B’nai B’rith International CEO Dan Mariaschin told The Jerusalem Post that he was “deeply concerned” about what agreement might come out of the Vienna talks.

“If issues like Iranian missile and centrifuge development and manufacture, and snap, intrusive inspections of military sites, not to mention Iran’s menacing malign behavior throughout the region [are not addressed], what will have been the purpose of reentering talks with Tehran?” he said.

“And what of even-more truncated sunset clauses which would allow Iran to resume its nuclear program unfettered?” Mariaschin continued. “Moreover, reports that side agreements that might remove the Iranian Revolutionary Guards from terrorism lists, or which would pull back efforts to prosecute those Iranians who perpetrated such acts of terrorism as the attack on the AMIA social welfare building in Buenos Aires in 1994, should be of special concern.
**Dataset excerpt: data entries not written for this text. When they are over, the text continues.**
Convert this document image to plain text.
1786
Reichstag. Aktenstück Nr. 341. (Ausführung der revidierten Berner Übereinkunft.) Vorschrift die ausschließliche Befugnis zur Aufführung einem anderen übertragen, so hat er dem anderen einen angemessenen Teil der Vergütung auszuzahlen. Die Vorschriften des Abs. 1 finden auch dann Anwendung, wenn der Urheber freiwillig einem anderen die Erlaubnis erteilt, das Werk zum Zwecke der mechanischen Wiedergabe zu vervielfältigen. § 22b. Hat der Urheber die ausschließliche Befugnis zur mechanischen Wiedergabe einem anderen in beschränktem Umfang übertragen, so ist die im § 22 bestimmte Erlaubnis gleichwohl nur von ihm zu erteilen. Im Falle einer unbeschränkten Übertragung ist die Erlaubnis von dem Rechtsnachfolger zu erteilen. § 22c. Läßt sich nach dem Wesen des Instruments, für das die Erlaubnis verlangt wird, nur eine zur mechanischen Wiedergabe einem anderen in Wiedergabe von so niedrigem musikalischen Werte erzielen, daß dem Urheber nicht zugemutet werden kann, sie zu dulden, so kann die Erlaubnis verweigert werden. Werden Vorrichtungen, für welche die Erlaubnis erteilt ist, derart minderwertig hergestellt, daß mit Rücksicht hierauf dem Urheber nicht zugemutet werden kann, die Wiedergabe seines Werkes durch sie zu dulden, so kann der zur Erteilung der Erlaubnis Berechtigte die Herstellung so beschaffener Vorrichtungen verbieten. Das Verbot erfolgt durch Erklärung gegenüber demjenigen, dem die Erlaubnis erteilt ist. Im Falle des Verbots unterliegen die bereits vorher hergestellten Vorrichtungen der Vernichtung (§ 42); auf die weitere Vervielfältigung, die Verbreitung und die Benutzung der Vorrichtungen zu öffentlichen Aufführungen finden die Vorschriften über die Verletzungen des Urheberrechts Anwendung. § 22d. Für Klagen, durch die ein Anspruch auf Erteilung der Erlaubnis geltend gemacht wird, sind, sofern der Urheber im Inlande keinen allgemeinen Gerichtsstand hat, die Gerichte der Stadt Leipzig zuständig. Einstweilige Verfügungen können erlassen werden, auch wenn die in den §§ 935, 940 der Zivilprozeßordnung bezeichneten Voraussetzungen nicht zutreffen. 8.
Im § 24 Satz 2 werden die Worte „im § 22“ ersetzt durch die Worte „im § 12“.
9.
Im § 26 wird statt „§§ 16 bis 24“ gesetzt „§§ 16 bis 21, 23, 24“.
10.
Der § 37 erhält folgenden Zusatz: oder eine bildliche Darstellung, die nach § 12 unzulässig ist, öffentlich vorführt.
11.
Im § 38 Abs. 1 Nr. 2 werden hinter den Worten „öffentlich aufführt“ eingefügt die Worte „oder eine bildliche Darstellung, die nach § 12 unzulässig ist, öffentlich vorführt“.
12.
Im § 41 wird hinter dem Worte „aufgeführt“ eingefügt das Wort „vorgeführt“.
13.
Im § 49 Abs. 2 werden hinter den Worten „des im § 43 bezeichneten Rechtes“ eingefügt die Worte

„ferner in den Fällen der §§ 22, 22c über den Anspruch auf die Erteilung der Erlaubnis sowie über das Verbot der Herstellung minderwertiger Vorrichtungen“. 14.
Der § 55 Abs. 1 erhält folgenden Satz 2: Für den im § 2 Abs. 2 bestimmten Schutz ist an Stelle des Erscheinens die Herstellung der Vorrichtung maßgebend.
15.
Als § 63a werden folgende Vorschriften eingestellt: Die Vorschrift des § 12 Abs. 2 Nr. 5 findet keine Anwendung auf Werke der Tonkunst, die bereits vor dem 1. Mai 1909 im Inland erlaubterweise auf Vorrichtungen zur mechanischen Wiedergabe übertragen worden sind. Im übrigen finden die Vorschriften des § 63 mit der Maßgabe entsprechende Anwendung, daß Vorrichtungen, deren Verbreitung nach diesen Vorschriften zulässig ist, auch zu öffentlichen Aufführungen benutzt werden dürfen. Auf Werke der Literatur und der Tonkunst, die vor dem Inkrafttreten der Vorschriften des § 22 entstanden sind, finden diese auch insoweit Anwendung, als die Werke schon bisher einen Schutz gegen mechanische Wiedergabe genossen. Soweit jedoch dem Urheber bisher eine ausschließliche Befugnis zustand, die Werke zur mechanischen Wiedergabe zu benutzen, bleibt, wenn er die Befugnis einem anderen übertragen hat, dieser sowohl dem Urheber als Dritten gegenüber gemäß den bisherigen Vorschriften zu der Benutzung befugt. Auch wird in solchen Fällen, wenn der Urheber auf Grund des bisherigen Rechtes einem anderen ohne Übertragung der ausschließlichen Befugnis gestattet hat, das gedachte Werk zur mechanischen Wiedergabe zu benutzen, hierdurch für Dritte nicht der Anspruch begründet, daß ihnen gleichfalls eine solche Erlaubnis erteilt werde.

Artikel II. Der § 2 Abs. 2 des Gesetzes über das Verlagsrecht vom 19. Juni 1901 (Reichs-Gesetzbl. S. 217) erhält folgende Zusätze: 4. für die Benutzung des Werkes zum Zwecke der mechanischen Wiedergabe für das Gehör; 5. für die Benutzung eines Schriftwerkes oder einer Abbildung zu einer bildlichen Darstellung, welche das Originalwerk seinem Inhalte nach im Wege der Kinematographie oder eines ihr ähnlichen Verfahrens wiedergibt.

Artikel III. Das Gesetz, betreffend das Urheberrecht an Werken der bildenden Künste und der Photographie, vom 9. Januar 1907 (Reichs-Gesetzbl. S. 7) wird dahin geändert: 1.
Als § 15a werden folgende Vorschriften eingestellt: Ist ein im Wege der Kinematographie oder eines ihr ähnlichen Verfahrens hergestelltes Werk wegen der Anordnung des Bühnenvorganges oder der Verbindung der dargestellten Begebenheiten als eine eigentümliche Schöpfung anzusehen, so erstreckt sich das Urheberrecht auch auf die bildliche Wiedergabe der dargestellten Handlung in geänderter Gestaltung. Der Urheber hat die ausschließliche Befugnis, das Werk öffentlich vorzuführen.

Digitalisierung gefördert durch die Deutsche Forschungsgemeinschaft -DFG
“The P5+1 countries need to pause and think of the consequences of any agreement that leaves Iran to its own devices,” he said. “Sunday’s Iranian attack on Erbil is yet another example that the regime in Tehran cares less about negotiated agreements than it does about wanting to maintain its ability to act with impunity to advance its interests in the region.”

CUFI Action Fund chairwoman Sandra Parker told the Post that everything she has heard and read about the impending deal indicates the Biden administration “has capitulated to Iran in a manner not even Tehran could’ve fathomed.”

“If the reports are true, the coming Iran deal will be one of the most significant foreign policy blunders of modern American history,” Parker said. “As we have seen in Afghanistan and continue to see now, President Biden’s approach to foreign policy enables our adversaries and imperils our allies. It is both dangerous and disgraceful.”